China Policy’s Kelly says there is much uncertainty. And even more challenging than China’s own fault lines is the Trump administration, he adds.
“If you’ve got risky economics and risky politics then you don’t just have two times the risk, you have the risk squared,” he said.
Risk at home
At home, Xi’s power brings opportunities and risk as well. With his increased power and a general sense that he was successful during his first five years in office, expectations from the public and the risk of failure will be both be higher, Yang said.
“If those in Xi’s leadership team make mistakes or handle issues inappropriately, the public will feel that he has not made good choices and he’ll bear complete responsibility,” Yang said.

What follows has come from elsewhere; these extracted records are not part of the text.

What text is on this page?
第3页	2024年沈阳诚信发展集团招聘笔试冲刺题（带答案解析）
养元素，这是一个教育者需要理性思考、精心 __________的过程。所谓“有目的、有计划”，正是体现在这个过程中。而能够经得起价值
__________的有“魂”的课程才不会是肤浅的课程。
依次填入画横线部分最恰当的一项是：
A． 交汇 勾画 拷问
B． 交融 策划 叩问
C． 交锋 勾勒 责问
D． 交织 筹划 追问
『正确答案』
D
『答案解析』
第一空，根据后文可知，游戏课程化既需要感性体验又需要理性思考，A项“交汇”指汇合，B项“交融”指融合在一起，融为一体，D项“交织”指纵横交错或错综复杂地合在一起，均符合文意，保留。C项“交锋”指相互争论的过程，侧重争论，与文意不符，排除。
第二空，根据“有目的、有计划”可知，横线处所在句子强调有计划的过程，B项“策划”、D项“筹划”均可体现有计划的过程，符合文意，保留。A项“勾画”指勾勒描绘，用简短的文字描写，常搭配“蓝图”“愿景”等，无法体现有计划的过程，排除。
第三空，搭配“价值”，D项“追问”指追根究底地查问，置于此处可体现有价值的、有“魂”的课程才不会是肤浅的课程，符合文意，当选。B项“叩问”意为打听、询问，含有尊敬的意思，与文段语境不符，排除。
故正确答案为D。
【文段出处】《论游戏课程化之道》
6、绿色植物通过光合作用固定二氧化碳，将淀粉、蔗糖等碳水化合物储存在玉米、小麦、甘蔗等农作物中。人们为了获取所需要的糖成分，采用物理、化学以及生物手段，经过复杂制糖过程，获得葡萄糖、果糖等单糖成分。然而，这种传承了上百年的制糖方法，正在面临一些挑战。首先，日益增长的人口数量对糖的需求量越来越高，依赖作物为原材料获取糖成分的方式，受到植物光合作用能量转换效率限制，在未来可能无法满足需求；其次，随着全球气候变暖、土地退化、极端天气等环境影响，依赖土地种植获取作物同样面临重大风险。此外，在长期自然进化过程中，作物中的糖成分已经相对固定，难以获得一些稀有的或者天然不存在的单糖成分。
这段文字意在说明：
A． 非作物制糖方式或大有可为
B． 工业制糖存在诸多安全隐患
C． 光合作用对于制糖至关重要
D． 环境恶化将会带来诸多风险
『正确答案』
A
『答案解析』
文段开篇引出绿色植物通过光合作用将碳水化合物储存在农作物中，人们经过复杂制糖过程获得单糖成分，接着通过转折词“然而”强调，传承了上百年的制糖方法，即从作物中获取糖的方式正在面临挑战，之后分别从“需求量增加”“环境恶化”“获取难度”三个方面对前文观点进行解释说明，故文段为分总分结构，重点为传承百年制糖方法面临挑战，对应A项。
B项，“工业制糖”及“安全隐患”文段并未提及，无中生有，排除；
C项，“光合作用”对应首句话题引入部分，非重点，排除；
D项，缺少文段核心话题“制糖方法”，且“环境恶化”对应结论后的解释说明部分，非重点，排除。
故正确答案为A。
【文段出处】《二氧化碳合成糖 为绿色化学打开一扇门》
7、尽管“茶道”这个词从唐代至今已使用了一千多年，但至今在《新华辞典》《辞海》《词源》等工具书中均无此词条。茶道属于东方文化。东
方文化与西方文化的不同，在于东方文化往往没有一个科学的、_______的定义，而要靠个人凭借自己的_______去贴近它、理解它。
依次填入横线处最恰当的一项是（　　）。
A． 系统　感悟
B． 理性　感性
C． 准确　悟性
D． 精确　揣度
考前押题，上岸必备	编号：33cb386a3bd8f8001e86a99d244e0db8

A recent uproar over the forced eviction of migrant workers in Beijing and a backlash over a central government plan to force residents in the northeast to shift away from coal in the cold of winter, even before much of the infrastructure was finished, are two recent examples.
During the 19th Party Congress, Xi spoke about waging a battle to bring blue skies to China and tackle the country’s notorious pollution problem. The burning of coal for heat in the winter is seen as a key source of smog.
Analysts said that while cronies of Xi, such as Beijing’s Party Secretary Cai Qi, managed to wiggle out of those challenges largely unscathed, both highlight how the stakes and expectations for China’s powerful leader are higher than ever.
Joyce Huang contributed to this report.